In CCC development, many endogenous mediators such as growth factors, vascular endothelial growth factor (VEGF), nitric oxide (NO), inflammatory markers, and neurohumoral markers are involved along with endothelial dysfunction. ¹⁵ The RDW is a marker of variation in size of circulating red cells and is routinely reported by red blood cell analyzers as a part of routine CBC. Many studies have shown that RDW is an independent predictor of adverse events in the long term in both stable and acute coronary syndromes and that it is associated with impaired epicardial and myocardial perfusion after PCI in cases of acute coronary syndromes. ^7,19 However, to date no study has been performed on the relationship between RDW and development of CCC in patients with CAD. In the present study, we demonstrated that raised RDW level was an independent predictor of impaired CCC. The mechanistic relationship between RDW and CCC can be explained by 3 proposed mechanisms. First, elevated RDW levels may inhibit the development of CCC. Raised RDW levels are associated with high erythropoietin, ²⁰ B-type natriuretic peptide (BNP), ²¹ and tumor necrosis factor α (TNF-α) ²² levels. Furthermore, independent of RDW, these factors are also at raised levels in acute coronary syndrome as well. Pedram et al showed that natriuretic peptides inhibited angiogenesis. ²³ Erythropoietin and TNF-α modulate erythropoiesis as well. Second, the developmental process of CCC may end up with increased RDW. Some endogenous factors that are increased throughout the development of CCC may alter RDW levels by affecting erythropoiesis.
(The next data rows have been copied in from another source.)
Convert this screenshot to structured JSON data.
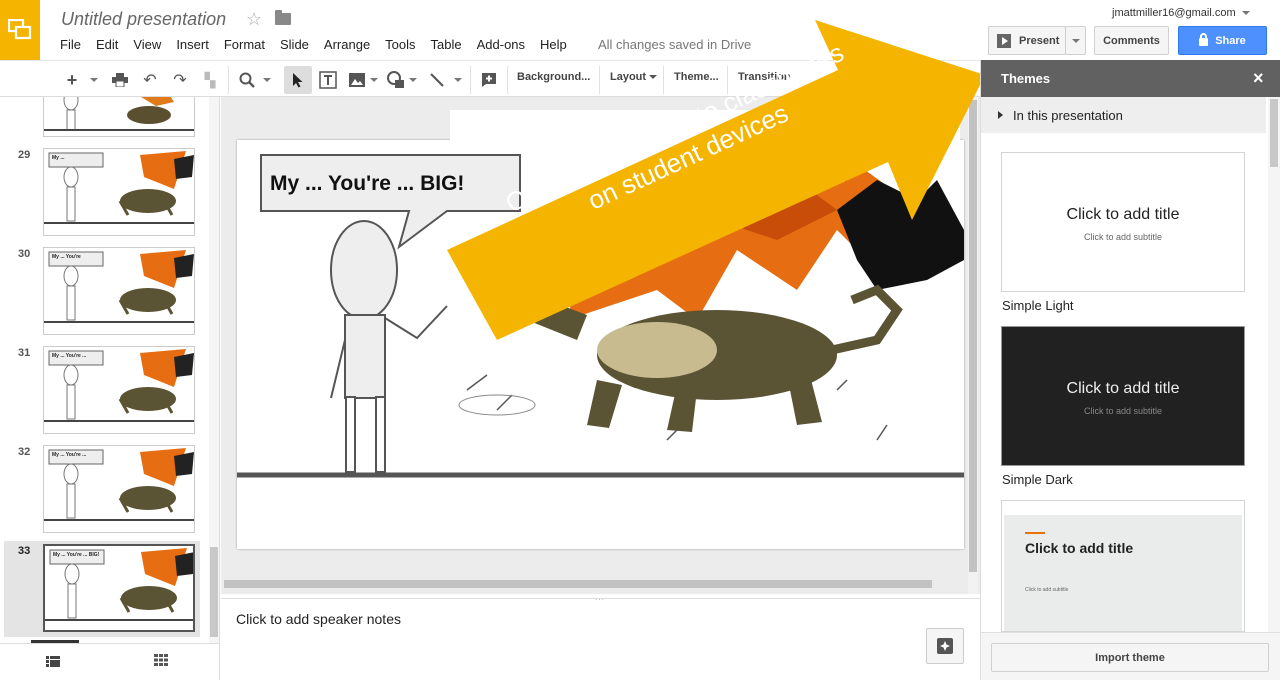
{
  "app": {
    "title": "Untitled presentation",
    "menu": [
      "File",
      "Edit",
      "View",
      "Insert",
      "Format",
      "Slide",
      "Arrange",
      "Tools",
      "Table",
      "Add-ons",
      "Help"
    ],
    "saved_status": "All changes saved in Drive",
    "account_email": "jmattmiller16@gmail.com",
    "present_label": "Present",
    "comments_label": "Comments",
    "share_label": "Share"
  },
  "toolbar": {
    "background_label": "Background...",
    "layout_label": "Layout",
    "theme_label": "Theme...",
    "transition_label": "Transition"
  },
  "filmstrip": {
    "slides": [
      {
        "number": "29",
        "bubble": "My ..."
      },
      {
        "number": "30",
        "bubble": "My ... You're"
      },
      {
        "number": "31",
        "bubble": "My ... You're ..."
      },
      {
        "number": "32",
        "bubble": "My ... You're ..."
      },
      {
        "number": "33",
        "bubble": "My ... You're ... BIG!"
      }
    ],
    "selected": "33"
  },
  "slide": {
    "speech_bubble": "My ... You're ... BIG!"
  },
  "annotation": {
    "line1": "Option 1: Present to classmates",
    "line2": "on student devices"
  },
  "notes": {
    "placeholder": "Click to add speaker notes"
  },
  "themes_panel": {
    "title": "Themes",
    "section": "In this presentation",
    "themes": [
      {
        "name": "Simple Light",
        "preview_title": "Click to add title",
        "preview_subtitle": "Click to add subtitle"
      },
      {
        "name": "Simple Dark",
        "preview_title": "Click to add title",
        "preview_subtitle": "Click to add subtitle"
      },
      {
        "name": "",
        "preview_title": "Click to add title",
        "preview_subtitle": "Click to add subtitle"
      }
    ],
    "import_label": "Import theme"
  },
  "colors": {
    "accent_yellow": "#f4b400",
    "share_blue": "#4d90fe",
    "panel_header": "#616161"
  }
}
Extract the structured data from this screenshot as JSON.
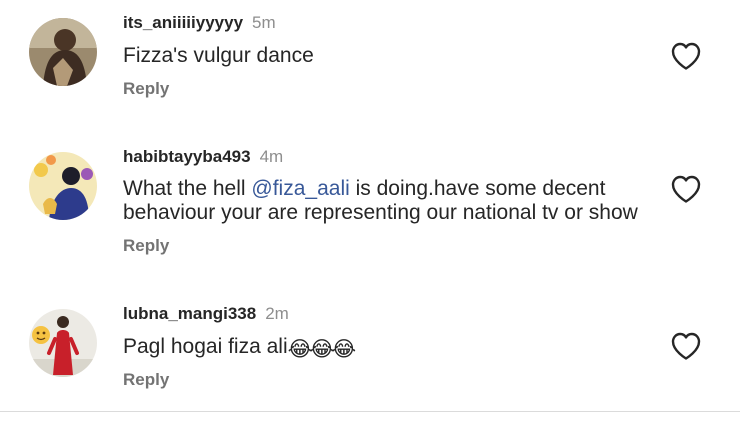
{
  "comments": [
    {
      "username": "its_aniiiiiyyyyy",
      "time": "5m",
      "text": "Fizza's vulgur dance",
      "reply_label": "Reply",
      "avatar_icon": "user-avatar-photo",
      "like_icon": "heart-outline-icon"
    },
    {
      "username": "habibtayyba493",
      "time": "4m",
      "text_before": "What the hell ",
      "mention": "@fiza_aali",
      "text_after": " is doing.have some decent behaviour your are representing our national tv or show",
      "reply_label": "Reply",
      "avatar_icon": "user-avatar-photo",
      "like_icon": "heart-outline-icon"
    },
    {
      "username": "lubna_mangi338",
      "time": "2m",
      "text": "Pagl hogai fiza ali",
      "emojis": [
        "😂",
        "😂",
        "😂"
      ],
      "reply_label": "Reply",
      "avatar_icon": "user-avatar-photo",
      "like_icon": "heart-outline-icon"
    }
  ],
  "colors": {
    "text": "#262626",
    "secondary": "#8e8e8e",
    "reply": "#737373",
    "mention": "#385898",
    "divider": "#dbdbdb"
  }
}
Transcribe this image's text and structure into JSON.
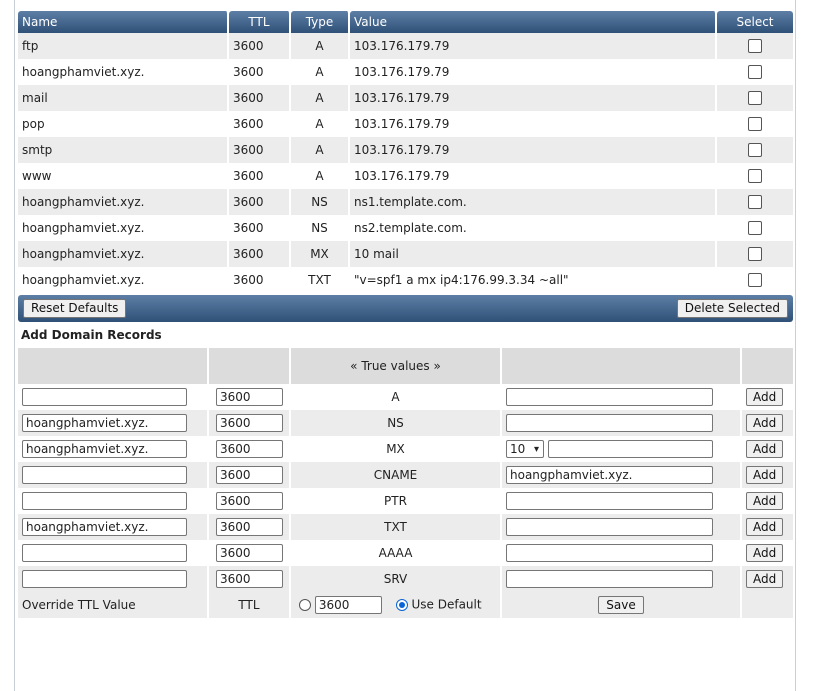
{
  "records_table": {
    "headers": {
      "name": "Name",
      "ttl": "TTL",
      "type": "Type",
      "value": "Value",
      "select": "Select"
    },
    "rows": [
      {
        "name": "ftp",
        "ttl": "3600",
        "type": "A",
        "value": "103.176.179.79",
        "checked": false
      },
      {
        "name": "hoangphamviet.xyz.",
        "ttl": "3600",
        "type": "A",
        "value": "103.176.179.79",
        "checked": false
      },
      {
        "name": "mail",
        "ttl": "3600",
        "type": "A",
        "value": "103.176.179.79",
        "checked": false
      },
      {
        "name": "pop",
        "ttl": "3600",
        "type": "A",
        "value": "103.176.179.79",
        "checked": false
      },
      {
        "name": "smtp",
        "ttl": "3600",
        "type": "A",
        "value": "103.176.179.79",
        "checked": false
      },
      {
        "name": "www",
        "ttl": "3600",
        "type": "A",
        "value": "103.176.179.79",
        "checked": false
      },
      {
        "name": "hoangphamviet.xyz.",
        "ttl": "3600",
        "type": "NS",
        "value": "ns1.template.com.",
        "checked": false
      },
      {
        "name": "hoangphamviet.xyz.",
        "ttl": "3600",
        "type": "NS",
        "value": "ns2.template.com.",
        "checked": false
      },
      {
        "name": "hoangphamviet.xyz.",
        "ttl": "3600",
        "type": "MX",
        "value": "10 mail",
        "checked": false
      },
      {
        "name": "hoangphamviet.xyz.",
        "ttl": "3600",
        "type": "TXT",
        "value": "\"v=spf1 a mx ip4:176.99.3.34 ~all\"",
        "checked": false
      }
    ],
    "reset_label": "Reset Defaults",
    "delete_label": "Delete Selected"
  },
  "add_section": {
    "title": "Add Domain Records",
    "true_values_label": "« True values »",
    "add_label": "Add",
    "rows": [
      {
        "name": "",
        "ttl": "3600",
        "type": "A",
        "value": ""
      },
      {
        "name": "hoangphamviet.xyz.",
        "ttl": "3600",
        "type": "NS",
        "value": ""
      },
      {
        "name": "hoangphamviet.xyz.",
        "ttl": "3600",
        "type": "MX",
        "priority": "10",
        "value": ""
      },
      {
        "name": "",
        "ttl": "3600",
        "type": "CNAME",
        "value": "hoangphamviet.xyz."
      },
      {
        "name": "",
        "ttl": "3600",
        "type": "PTR",
        "value": ""
      },
      {
        "name": "hoangphamviet.xyz.",
        "ttl": "3600",
        "type": "TXT",
        "value": ""
      },
      {
        "name": "",
        "ttl": "3600",
        "type": "AAAA",
        "value": ""
      },
      {
        "name": "",
        "ttl": "3600",
        "type": "SRV",
        "value": ""
      }
    ],
    "override": {
      "label": "Override TTL Value",
      "ttl_label": "TTL",
      "ttl_value": "3600",
      "use_default_label": "Use Default",
      "use_default_selected": true,
      "save_label": "Save"
    }
  }
}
Several important angiogenesis modulators such as VEGF, fibroblast growth factor (FGF), and platelet-derived growth factor can also further activate erythropoiesis by increasing erythropoietin synthesis. ^{24 –26} Third, other than causal relationship, the process modulating the development of CCC may also have an impact on the RDW levels. For instance, endothelial dysfunction is important in terms of CCC development; however, it is known to be associated with RDW levels ²⁷ as well. Furthermore, in the present study, we also found a relationship between CCC and preinfarction angina. It is known that well-developed CCC was observed in the presence of preinfarction angina. ¹

In conclusion, whether it is the cause or the result, it is a fact that RDW levels are associated with impaired development of CCC in patients with NSTEMI. This suggests that clinically determining the RDW levels, which requires only a simple and cheap test, can be helpful in the detection of high-risk patients.

Limitation

Relatively small sample size is one of the major limitations of our study. The cross-sectional design of our study makes it difficult to comment on the causal relationship of RDW and impaired CCC. Finally, one of the most important limitations was the failure to measure some parameters such as FGF, VEGF, NO, erythropoietin, TNF-α, and BNP that could be helpful in evaluating the relationship between RDW and impaired CCC in detail.

Conclusion

In conclusion, we demonstrated that higher RDW value was associated with impaired CCC in patients with NSTEMI. We need further studies to investigate the cause and effect relationship between RDW and CCC.